Charles Piercey

Personal information
- Full name: Charles Alexander Piercey
- Born: 20 January 1890 Carlton, Victoria, Australia
- Died: 25 June 1966 (aged 76) Brielle, New Jersey, United States

Team information
- Role: Rider

= Charles Piercey =

Australian cyclist

Charles Piercey (20 January 1890 – 25 June 1966) was an Australian racing cyclist.

As a teenager he joined the Coburg Cycling Club and came to prominence at the age of 20 with a win in the Melbourne to Warrnambool Road Race. Piercey started the race with a 47-minute handicap and took 10:01:00 to complete the race. Later that year he was beaten by a wheel in the Austral Wheel Race that was held that year at the Melbourne Cricket Ground on a grass track. In the early years of his career he took part in the Melbourne Six Days Races in 1912 and 1913. At the time six-day racing was very popular in many parts of the world and usually featured international riders

In 1914 Piercey, together with Iddo "Snowy" Munro, Don Kirkham, Charlie Snell and George Bell, became part of the first team of Australian Cyclists to head off for racing in Europe, with the objective to be competing in the Tour de France.
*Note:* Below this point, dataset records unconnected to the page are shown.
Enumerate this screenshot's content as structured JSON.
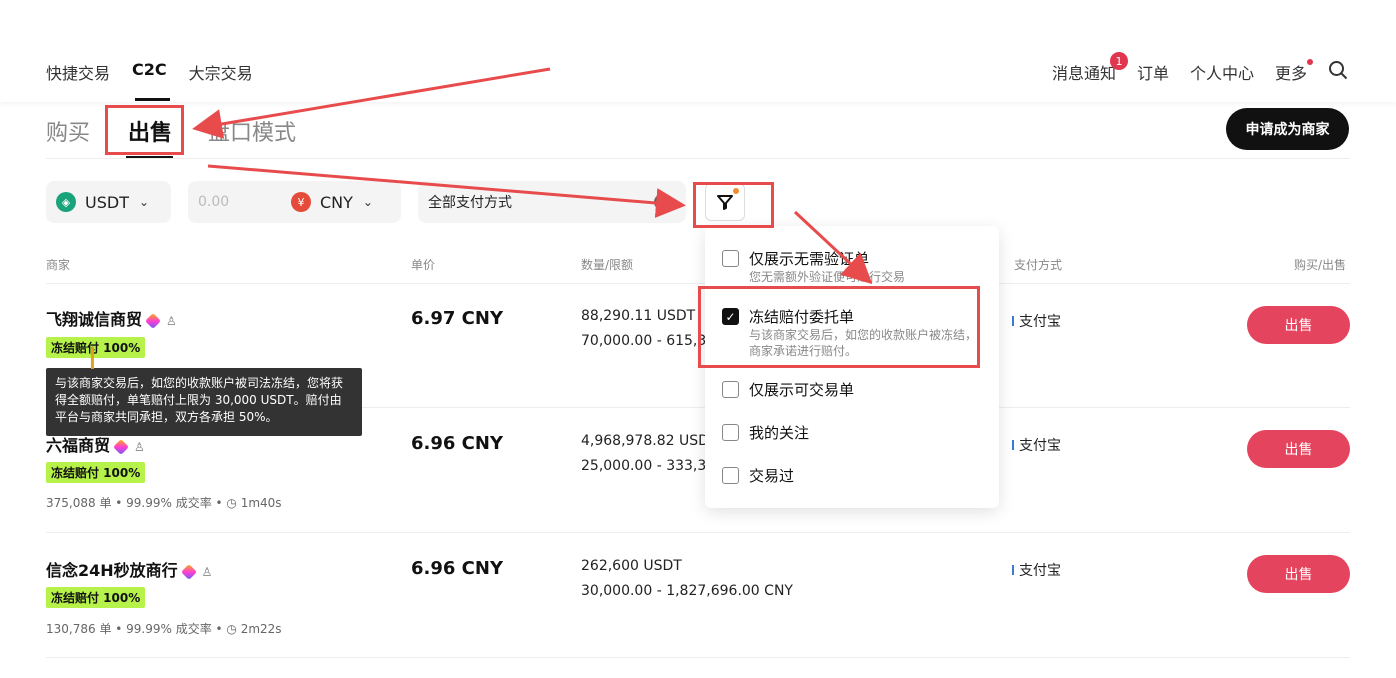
{
  "nav": {
    "left": [
      {
        "label": "快捷交易"
      },
      {
        "label": "C2C"
      },
      {
        "label": "大宗交易"
      }
    ],
    "right": {
      "messages": "消息通知",
      "messages_badge": "1",
      "orders": "订单",
      "profile": "个人中心",
      "more": "更多"
    }
  },
  "tabs": {
    "buy": "购买",
    "sell": "出售",
    "book": "盘口模式"
  },
  "merchant_button": "申请成为商家",
  "filters": {
    "coin": "USDT",
    "amount_placeholder": "0.00",
    "fiat": "CNY",
    "payment": "全部支付方式"
  },
  "columns": {
    "merchant": "商家",
    "price": "单价",
    "qty": "数量/限额",
    "payment": "支付方式",
    "action": "购买/出售"
  },
  "rows": [
    {
      "name": "飞翔诚信商贸",
      "tag": "冻结赔付 100%",
      "stats": "",
      "price": "6.97 CNY",
      "qty": "88,290.11 USDT",
      "limit": "70,000.00 - 615,35",
      "payment": "支付宝",
      "action": "出售"
    },
    {
      "name": "六福商贸",
      "tag": "冻结赔付 100%",
      "stats": "375,088 单 • 99.99% 成交率 • ◷ 1m40s",
      "price": "6.96 CNY",
      "qty": "4,968,978.82 USD",
      "limit": "25,000.00 - 333,33",
      "payment": "支付宝",
      "action": "出售"
    },
    {
      "name": "信念24H秒放商行",
      "tag": "冻结赔付 100%",
      "stats": "130,786 单 • 99.99% 成交率 • ◷ 2m22s",
      "price": "6.96 CNY",
      "qty": "262,600 USDT",
      "limit": "30,000.00 - 1,827,696.00 CNY",
      "payment": "支付宝",
      "action": "出售"
    }
  ],
  "tooltip": "与该商家交易后，如您的收款账户被司法冻结，您将获得全额赔付，单笔赔付上限为 30,000 USDT。赔付由平台与商家共同承担，双方各承担 50%。",
  "dropdown": [
    {
      "title": "仅展示无需验证单",
      "sub": "您无需额外验证便可进行交易",
      "checked": false
    },
    {
      "title": "冻结赔付委托单",
      "sub": "与该商家交易后，如您的收款账户被冻结，商家承诺进行赔付。",
      "checked": true
    },
    {
      "title": "仅展示可交易单",
      "sub": "",
      "checked": false
    },
    {
      "title": "我的关注",
      "sub": "",
      "checked": false
    },
    {
      "title": "交易过",
      "sub": "",
      "checked": false
    }
  ],
  "colors": {
    "accent": "#e4445e",
    "tag": "#b6f24a",
    "annotation": "#e84b4b"
  }
}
Initially the team rode as professionals for the Paris-based Gladiator Cycles & Clement Tyre team, competing in classic races like Milan–San Remo., Paris–Roubaix, Paris-Bruxelles, Paris-Nancy and the Tour of Belgium. Eventually only Munro and Kirkham were selected for participation in the Tour de France

Piercey was never to return to Australia; in early August 1914 he left from Liverpool for New York City with fellow Australian cyclist Fred Keefe to try their chances in the United States' track circuit. Newark, New Jersey and its famous track was to be their base.
Still in 1914 Piercey was a contender in the Six Days of New York Race at Madison Square Garden, followed by another Six Days Race in New Jersey in December 1914. He retired from his cycling career in 1920.

A resident of Brielle, New Jersey after he retired from cycling, Piercey became an avid hunter and fisherman.